In August 2019, Jorit painted the face of the first man in space, Yuri Gagarin, on the facade of a twenty-story building in the district of Odintsovo, Russia. At the base of the mural is "СССР", the abbreviation for the official name of the Soviet Union in the Russian alphabet. It is the largest portrait of Gagarin in the world.

On 22 February 2021, he painted the face of Valerio Verbano on the facade of a building in Tufello, Rome. Verbano was an Italian communist militant, killed in 1980 in an ambush by three fascists who had entered his home.

In Florence, Jorit published a mural depicting the young Antonio Gramsci in 2020. In the wall is Gramsci's words: "Even when all is or seems lost, one must quietly set to work again, starting from the beginning ... The crisis consists precisely in the fact that the old dies and the new cannot be born".

===Painting in the West Bank and expulsion from Israel===
Jorit and another artist, Salvatore Tukios, were detained for three days after painting a mural depicting a Palestinian adolescent activist, Ahed Tamimi, who had become an iconic figure among Palestinians after slapping the face of an Israeli soldier outside her home in the West Bank village of Nabi Salih.

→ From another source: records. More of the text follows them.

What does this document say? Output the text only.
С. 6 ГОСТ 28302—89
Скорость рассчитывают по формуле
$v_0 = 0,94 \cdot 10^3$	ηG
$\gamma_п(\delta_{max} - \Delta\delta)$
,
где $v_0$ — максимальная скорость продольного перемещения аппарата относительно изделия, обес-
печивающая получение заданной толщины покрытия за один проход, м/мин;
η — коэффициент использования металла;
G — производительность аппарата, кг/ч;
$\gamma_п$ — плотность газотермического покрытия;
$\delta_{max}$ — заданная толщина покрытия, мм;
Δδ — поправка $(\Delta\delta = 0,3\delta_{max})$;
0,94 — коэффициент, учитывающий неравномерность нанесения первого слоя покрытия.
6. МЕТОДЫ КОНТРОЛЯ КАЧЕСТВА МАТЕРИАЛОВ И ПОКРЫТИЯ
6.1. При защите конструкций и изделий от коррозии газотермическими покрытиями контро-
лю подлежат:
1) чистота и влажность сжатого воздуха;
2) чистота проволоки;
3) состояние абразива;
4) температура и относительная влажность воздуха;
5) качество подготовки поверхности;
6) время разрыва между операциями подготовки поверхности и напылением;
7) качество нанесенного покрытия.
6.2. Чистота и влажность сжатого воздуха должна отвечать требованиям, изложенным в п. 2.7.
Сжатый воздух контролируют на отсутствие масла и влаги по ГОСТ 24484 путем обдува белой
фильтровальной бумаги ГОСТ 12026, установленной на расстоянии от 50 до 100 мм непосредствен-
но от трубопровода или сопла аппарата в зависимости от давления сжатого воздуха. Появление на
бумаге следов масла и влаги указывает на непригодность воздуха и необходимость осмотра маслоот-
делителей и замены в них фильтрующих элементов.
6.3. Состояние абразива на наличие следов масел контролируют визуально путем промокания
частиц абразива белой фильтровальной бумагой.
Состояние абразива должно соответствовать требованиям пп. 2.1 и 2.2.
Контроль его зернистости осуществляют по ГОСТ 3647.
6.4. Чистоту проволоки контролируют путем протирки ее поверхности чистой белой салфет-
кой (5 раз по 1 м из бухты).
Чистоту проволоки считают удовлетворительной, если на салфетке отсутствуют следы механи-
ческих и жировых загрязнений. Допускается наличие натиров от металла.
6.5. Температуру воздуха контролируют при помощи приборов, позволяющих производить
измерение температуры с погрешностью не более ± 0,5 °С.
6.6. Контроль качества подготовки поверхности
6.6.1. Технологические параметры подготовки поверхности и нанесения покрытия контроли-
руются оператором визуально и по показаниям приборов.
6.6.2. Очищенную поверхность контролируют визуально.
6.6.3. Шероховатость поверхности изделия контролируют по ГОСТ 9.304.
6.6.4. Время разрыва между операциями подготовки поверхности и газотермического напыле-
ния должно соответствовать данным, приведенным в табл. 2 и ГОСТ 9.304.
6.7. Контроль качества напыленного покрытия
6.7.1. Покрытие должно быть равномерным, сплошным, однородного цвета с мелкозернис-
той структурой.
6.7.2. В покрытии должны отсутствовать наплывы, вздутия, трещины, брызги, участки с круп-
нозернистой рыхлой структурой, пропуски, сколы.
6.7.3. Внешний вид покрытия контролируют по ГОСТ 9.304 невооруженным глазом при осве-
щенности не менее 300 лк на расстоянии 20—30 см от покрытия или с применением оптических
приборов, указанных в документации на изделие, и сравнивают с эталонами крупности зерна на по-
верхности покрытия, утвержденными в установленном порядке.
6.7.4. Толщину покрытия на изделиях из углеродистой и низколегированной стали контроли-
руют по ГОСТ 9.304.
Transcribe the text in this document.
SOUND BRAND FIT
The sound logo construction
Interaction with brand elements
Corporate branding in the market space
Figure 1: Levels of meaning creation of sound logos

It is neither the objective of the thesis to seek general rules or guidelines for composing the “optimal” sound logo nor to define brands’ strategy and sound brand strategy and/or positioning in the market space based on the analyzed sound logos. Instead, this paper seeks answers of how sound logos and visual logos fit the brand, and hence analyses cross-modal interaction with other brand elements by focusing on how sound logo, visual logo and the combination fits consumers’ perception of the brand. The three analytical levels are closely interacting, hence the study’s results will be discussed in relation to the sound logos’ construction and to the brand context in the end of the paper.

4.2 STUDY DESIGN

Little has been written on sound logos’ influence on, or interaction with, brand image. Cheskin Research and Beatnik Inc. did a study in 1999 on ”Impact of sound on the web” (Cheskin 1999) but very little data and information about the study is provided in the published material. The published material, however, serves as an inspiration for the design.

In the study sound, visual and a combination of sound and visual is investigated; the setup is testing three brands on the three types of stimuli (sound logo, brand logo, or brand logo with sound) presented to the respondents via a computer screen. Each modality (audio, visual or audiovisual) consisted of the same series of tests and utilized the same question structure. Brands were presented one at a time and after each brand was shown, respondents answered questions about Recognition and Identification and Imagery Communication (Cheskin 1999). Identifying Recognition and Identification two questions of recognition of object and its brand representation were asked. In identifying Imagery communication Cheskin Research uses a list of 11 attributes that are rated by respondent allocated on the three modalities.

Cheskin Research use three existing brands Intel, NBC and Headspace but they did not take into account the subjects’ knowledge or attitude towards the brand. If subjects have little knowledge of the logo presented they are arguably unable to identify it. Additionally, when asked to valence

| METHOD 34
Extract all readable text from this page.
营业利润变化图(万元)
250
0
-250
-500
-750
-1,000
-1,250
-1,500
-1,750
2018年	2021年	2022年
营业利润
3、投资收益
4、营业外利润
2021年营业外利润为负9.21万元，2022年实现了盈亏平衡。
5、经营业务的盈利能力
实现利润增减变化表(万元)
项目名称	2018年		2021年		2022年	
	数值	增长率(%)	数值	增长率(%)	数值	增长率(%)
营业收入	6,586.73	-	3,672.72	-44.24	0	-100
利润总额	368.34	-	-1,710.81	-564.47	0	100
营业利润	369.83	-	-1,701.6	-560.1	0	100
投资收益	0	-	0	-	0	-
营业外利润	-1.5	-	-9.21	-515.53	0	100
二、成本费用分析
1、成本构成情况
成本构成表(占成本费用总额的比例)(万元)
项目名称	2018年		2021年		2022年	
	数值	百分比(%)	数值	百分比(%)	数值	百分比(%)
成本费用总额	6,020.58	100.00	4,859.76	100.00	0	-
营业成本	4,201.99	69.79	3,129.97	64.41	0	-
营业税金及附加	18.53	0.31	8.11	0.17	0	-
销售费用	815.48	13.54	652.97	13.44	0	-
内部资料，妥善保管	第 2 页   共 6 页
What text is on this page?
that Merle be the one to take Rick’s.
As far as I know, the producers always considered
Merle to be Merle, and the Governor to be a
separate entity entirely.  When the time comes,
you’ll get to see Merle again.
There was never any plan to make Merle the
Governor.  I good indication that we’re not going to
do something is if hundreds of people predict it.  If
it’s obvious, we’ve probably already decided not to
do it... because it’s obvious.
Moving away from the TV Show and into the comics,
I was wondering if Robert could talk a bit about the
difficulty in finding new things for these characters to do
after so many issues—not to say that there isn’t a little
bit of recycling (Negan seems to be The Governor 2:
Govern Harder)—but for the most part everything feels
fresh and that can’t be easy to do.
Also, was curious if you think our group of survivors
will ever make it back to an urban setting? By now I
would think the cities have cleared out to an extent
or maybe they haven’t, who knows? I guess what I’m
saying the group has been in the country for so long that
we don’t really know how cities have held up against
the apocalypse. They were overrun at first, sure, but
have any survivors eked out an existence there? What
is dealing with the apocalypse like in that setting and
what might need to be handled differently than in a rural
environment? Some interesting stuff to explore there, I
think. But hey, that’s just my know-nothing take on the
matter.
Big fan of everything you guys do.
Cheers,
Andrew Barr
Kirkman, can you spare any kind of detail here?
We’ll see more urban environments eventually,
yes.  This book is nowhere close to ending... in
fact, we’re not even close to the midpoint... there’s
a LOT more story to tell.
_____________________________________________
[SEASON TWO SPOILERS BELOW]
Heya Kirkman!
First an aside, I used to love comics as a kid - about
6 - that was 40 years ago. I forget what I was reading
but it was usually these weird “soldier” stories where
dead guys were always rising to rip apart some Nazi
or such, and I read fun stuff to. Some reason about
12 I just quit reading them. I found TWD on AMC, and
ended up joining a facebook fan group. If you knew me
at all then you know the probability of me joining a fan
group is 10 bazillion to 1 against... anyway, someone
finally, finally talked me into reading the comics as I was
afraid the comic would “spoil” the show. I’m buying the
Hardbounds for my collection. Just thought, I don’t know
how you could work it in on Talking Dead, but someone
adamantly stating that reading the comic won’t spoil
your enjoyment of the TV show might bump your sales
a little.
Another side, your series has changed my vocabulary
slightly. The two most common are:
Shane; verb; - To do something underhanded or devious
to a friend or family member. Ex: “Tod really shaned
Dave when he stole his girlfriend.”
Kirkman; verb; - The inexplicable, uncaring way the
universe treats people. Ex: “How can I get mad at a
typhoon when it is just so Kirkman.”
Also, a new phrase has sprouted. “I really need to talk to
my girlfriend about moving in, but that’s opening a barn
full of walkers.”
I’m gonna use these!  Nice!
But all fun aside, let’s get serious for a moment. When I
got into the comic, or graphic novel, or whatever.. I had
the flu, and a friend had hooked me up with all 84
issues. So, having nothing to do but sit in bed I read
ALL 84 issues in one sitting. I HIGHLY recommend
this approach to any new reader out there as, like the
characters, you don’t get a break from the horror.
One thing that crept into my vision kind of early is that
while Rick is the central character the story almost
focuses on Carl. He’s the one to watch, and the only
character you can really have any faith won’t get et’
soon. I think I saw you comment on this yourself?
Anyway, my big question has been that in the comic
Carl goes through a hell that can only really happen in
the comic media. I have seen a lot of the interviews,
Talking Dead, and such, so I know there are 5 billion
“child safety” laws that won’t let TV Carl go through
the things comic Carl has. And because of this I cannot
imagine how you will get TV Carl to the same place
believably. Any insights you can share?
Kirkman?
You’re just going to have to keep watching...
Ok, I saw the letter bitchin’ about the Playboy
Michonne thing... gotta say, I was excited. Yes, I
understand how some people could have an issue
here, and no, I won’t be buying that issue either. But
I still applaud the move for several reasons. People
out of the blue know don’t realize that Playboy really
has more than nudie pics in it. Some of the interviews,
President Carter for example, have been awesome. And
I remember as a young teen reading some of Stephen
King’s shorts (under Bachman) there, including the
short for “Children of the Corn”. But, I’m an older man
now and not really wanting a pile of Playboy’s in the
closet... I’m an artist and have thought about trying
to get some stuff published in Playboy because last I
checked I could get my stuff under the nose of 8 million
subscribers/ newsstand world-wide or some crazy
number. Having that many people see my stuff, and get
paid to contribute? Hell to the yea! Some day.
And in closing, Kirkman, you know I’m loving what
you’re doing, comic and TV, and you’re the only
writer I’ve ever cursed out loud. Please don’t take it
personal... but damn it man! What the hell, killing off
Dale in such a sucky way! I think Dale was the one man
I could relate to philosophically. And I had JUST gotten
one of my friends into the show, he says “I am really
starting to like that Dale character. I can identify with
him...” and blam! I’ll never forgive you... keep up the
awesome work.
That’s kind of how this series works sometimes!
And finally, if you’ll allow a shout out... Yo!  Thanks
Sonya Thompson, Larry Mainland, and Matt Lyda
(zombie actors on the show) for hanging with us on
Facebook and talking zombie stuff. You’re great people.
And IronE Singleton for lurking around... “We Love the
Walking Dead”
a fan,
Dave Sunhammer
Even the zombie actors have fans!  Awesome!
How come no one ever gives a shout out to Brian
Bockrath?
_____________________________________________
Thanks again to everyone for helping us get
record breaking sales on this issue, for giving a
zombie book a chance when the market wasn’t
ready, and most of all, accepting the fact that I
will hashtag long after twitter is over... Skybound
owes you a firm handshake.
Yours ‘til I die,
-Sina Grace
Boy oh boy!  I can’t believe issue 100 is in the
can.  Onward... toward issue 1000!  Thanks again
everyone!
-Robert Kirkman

The mural – whose completion was scheduled to coincide with Tamimi's release from an 8-month prison sentence – was set on the Bethlehem side of Israel's Separation Barrier. Upon their return to Naples on 30 July, their families, waiting at the airport, asked that no photos be taken, as they wished to remain anonymous.

===Russo-Ukrainian war===

After Russia's invasion of Ukraine, Jorit stated that Italy should have been supporting the Russian-backed separatists of the Donbas region in Ukraine since 2014.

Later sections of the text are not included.